# Shady area problems



## Crimson2v (Jun 25, 2017)

I am finally getting this common bermuda to spread and fill in areas of my lawn. The biggest issue I have is under the trees along the side walk and on one side of my fence which gets little sun. Is there a solution to get bermuda to spread into those areas or is there a more shade tolerant type of bermuda I can put out next season?


----------



## Redtenchu (Jan 28, 2017)

I'd recommend doing a flower/mulch bed or pavers in the low light areas.


----------



## Crimson2v (Jun 25, 2017)

I do have mulch beds around the trees, I could just extend the area around them. I would really like to do paver rings around the trees and put flowers in the beds.


----------



## Redtenchu (Jan 28, 2017)

Sounds like it would be nice.


----------



## booneatl (May 19, 2017)

Redtenchu said:


> I'd recommend doing a flower/mulch bed or pavers in the low light areas.


+1
You'll be fighting a losing battle.


----------



## Crimson2v (Jun 25, 2017)

Thank you guys, I need to start planning on doing this next year.


----------



## jayhawk (Apr 18, 2017)

FWIW. There is a thread on shade tolerant Bermudas (use search function).

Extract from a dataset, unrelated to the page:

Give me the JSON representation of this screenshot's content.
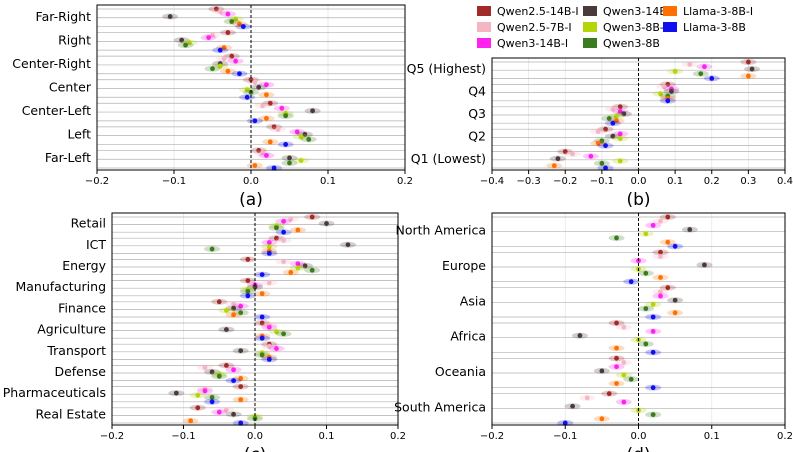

By seeded Bermuda ...what they said.


----------



## Crimson2v (Jun 25, 2017)

Cool I will check it out, thank you.


----------



## ahartzell (May 18, 2017)

Also pruning the canopy of the trees higher (if you can) will help more light get closer to the trunk and can reduce the amount of space you need to mulch away from the base of the tree.


----------



## Crimson2v (Jun 25, 2017)

I thought about getting the trees professionally trimmed, they are too tall for me to mess with. I only lifted the canopy and got some easy to reach limbs. I am not sure the cost of this, may be cheaper to spread more mulch?


----------



## Movingshrub (Jun 12, 2017)

There is always celebration, tifgrand, and tiftuf, as shade tolerant Bermudas.


----------



## jayhawk (Apr 18, 2017)

Movingshrub said:


> There is always celebration, tifgrand, and tiftuf, as shade tolerant Bermudas.

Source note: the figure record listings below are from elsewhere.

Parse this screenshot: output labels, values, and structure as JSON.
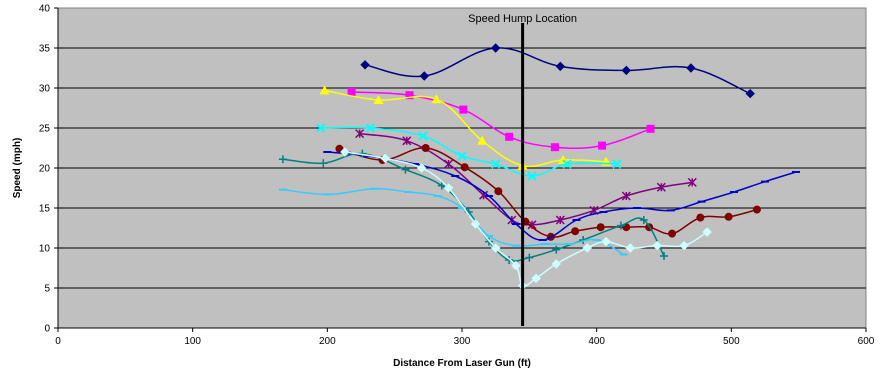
{
  "chart_data": {
    "type": "line",
    "title": "",
    "xlabel": "Distance From Laser Gun (ft)",
    "ylabel": "Speed (mph)",
    "xlim": [
      0,
      600
    ],
    "ylim": [
      0,
      40
    ],
    "xticks": [
      0,
      100,
      200,
      300,
      400,
      500,
      600
    ],
    "yticks": [
      0,
      5,
      10,
      15,
      20,
      25,
      30,
      35,
      40
    ],
    "grid": "horizontal",
    "legend": "none",
    "plot_background": "#c0c0c0",
    "annotations": [
      {
        "text": "Speed Hump Location",
        "x": 345,
        "type": "vertical-line"
      }
    ],
    "series": [
      {
        "color": "#000080",
        "marker": "diamond",
        "points": [
          [
            228,
            32.9
          ],
          [
            272,
            31.5
          ],
          [
            325,
            35.0
          ],
          [
            373,
            32.7
          ],
          [
            422,
            32.2
          ],
          [
            470,
            32.5
          ],
          [
            514,
            29.3
          ]
        ]
      },
      {
        "color": "#ff00ff",
        "marker": "square",
        "points": [
          [
            218,
            29.5
          ],
          [
            261,
            29.1
          ],
          [
            301,
            27.3
          ],
          [
            335,
            23.9
          ],
          [
            369,
            22.6
          ],
          [
            404,
            22.8
          ],
          [
            440,
            24.9
          ]
        ]
      },
      {
        "color": "#ffff00",
        "marker": "triangle",
        "points": [
          [
            198,
            29.7
          ],
          [
            238,
            28.5
          ],
          [
            281,
            28.6
          ],
          [
            315,
            23.4
          ],
          [
            345,
            20.3
          ],
          [
            375,
            21.0
          ],
          [
            407,
            20.8
          ]
        ]
      },
      {
        "color": "#00ffff",
        "marker": "x",
        "points": [
          [
            195,
            25.0
          ],
          [
            232,
            25.0
          ],
          [
            271,
            24.0
          ],
          [
            300,
            21.5
          ],
          [
            325,
            20.5
          ],
          [
            352,
            19.0
          ],
          [
            378,
            20.5
          ],
          [
            415,
            20.5
          ]
        ]
      },
      {
        "color": "#800080",
        "marker": "star",
        "points": [
          [
            224,
            24.3
          ],
          [
            259,
            23.4
          ],
          [
            290,
            20.5
          ],
          [
            316,
            16.6
          ],
          [
            337,
            13.5
          ],
          [
            352,
            12.9
          ],
          [
            373,
            13.5
          ],
          [
            398,
            14.7
          ],
          [
            422,
            16.5
          ],
          [
            448,
            17.6
          ],
          [
            471,
            18.2
          ]
        ]
      },
      {
        "color": "#800000",
        "marker": "circle",
        "points": [
          [
            209,
            22.4
          ],
          [
            241,
            21.0
          ],
          [
            273,
            22.5
          ],
          [
            302,
            20.1
          ],
          [
            327,
            17.1
          ],
          [
            347,
            13.3
          ],
          [
            366,
            11.4
          ],
          [
            384,
            12.1
          ],
          [
            403,
            12.6
          ],
          [
            422,
            12.6
          ],
          [
            439,
            12.6
          ],
          [
            456,
            11.8
          ],
          [
            477,
            13.8
          ],
          [
            498,
            13.9
          ],
          [
            519,
            14.8
          ]
        ]
      },
      {
        "color": "#0000cc",
        "marker": "dash",
        "points": [
          [
            200,
            22.0
          ],
          [
            230,
            21.5
          ],
          [
            265,
            20.5
          ],
          [
            295,
            19.0
          ],
          [
            320,
            16.5
          ],
          [
            340,
            13.0
          ],
          [
            360,
            11.0
          ],
          [
            385,
            13.5
          ],
          [
            405,
            14.5
          ],
          [
            430,
            15.0
          ],
          [
            455,
            14.7
          ],
          [
            478,
            15.8
          ],
          [
            502,
            17.0
          ],
          [
            525,
            18.3
          ],
          [
            548,
            19.5
          ]
        ]
      },
      {
        "color": "#008080",
        "marker": "plus",
        "points": [
          [
            167,
            21.1
          ],
          [
            197,
            20.6
          ],
          [
            226,
            21.8
          ],
          [
            258,
            19.8
          ],
          [
            285,
            17.8
          ],
          [
            305,
            14.5
          ],
          [
            320,
            10.8
          ],
          [
            335,
            8.5
          ],
          [
            350,
            8.8
          ],
          [
            370,
            9.8
          ],
          [
            390,
            11.0
          ],
          [
            418,
            12.8
          ],
          [
            435,
            13.5
          ],
          [
            450,
            9.0
          ]
        ]
      },
      {
        "color": "#33ccff",
        "marker": "dash",
        "points": [
          [
            167,
            17.3
          ],
          [
            200,
            16.7
          ],
          [
            235,
            17.4
          ],
          [
            260,
            17.0
          ],
          [
            282,
            16.5
          ],
          [
            300,
            15.0
          ],
          [
            320,
            11.5
          ],
          [
            340,
            10.3
          ],
          [
            362,
            10.5
          ],
          [
            380,
            10.5
          ],
          [
            400,
            11.0
          ],
          [
            420,
            9.2
          ]
        ]
      },
      {
        "color": "#ccffff",
        "marker": "diamond",
        "points": [
          [
            213,
            22.0
          ],
          [
            243,
            21.2
          ],
          [
            270,
            20.0
          ],
          [
            290,
            17.5
          ],
          [
            310,
            13.0
          ],
          [
            325,
            10.0
          ],
          [
            340,
            7.8
          ],
          [
            345,
            5.3
          ],
          [
            355,
            6.2
          ],
          [
            370,
            8.0
          ],
          [
            393,
            10.0
          ],
          [
            407,
            10.8
          ],
          [
            425,
            10.0
          ],
          [
            445,
            10.3
          ],
          [
            465,
            10.3
          ],
          [
            482,
            12.0
          ]
        ]
      }
    ]
  }
}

i stumbled across another - "diamond" berumda. haven't seen it but when i picked up my emerald of course i had to ask about what was available there in N. Atlanta.


----------



## Spammage (Apr 30, 2017)

Diamond is a zoysia matrella which is very shade tolerant. I've never heard of diamond bermuda.


----------



## Movingshrub (Jun 12, 2017)

Spammage said:


> Diamond is a zoysia matrella which is very shade tolerant. I've never heard of diamond bermuda.


Concur.


----------



## jayhawk (Apr 18, 2017)

Memory fail. "Discovery" Bermuda is what I meant.


----------



## Spammage (Apr 30, 2017)

jayhawk said:


> Memory fail. "Discovery" Bermuda is what I meant.

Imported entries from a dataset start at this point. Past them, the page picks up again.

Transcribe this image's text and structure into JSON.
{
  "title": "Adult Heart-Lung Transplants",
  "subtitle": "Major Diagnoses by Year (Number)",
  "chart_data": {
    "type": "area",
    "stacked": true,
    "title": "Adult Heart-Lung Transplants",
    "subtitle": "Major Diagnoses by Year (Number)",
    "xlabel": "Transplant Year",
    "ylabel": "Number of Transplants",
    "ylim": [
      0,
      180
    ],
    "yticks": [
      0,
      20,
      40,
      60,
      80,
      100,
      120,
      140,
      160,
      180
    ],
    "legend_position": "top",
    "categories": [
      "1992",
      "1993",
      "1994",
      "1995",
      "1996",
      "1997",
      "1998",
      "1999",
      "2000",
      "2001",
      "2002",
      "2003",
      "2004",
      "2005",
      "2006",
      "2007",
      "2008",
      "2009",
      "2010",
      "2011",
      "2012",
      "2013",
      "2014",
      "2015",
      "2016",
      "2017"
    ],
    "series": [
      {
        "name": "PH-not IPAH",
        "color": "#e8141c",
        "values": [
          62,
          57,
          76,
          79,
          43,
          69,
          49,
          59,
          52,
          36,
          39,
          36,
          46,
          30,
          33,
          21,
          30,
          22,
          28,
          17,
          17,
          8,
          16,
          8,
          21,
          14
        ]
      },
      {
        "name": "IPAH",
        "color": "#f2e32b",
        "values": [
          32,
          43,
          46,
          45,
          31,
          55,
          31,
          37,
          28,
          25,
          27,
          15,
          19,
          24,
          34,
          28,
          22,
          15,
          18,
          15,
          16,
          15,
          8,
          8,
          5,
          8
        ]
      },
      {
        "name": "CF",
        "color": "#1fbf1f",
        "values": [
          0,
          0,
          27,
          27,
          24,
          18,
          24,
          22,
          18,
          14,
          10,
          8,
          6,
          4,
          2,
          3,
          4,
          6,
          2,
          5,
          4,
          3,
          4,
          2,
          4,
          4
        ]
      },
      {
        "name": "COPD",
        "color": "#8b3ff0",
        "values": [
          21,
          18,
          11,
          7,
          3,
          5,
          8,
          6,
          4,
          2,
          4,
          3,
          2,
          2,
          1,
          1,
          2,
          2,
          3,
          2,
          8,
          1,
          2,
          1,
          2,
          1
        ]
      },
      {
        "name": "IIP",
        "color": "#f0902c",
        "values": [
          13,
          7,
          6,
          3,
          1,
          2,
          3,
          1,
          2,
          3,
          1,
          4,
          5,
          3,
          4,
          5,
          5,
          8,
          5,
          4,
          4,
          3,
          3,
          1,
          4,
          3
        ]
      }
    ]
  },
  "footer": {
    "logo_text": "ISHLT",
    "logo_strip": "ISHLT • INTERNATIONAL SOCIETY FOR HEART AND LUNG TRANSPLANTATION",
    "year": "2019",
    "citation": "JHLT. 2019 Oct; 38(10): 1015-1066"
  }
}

That I've heard of, but early reports weren't that high on it. I don't recall seeing any shade info, but it was apparently going into decline maybe in the third year and the growers couldn't figure out why. It is possible that they have found a solution now though as that was a few years ago.


----------



## Colonel K0rn (Jul 4, 2017)

Crimson2v said:


> I thought about getting the trees professionally trimmed, they are too tall for me to mess with. I only lifted the canopy and got some easy to reach limbs. I am not sure the cost of this, may be cheaper to spread more mulch?


You can go to your local rental center and rent a pole saw for around $35. The one I rent extends to 20'.


----------



## Crimson2v (Jun 25, 2017)

I could do that as well, just need to wait for the leaves to fall and see what limbs need to be cut.


----------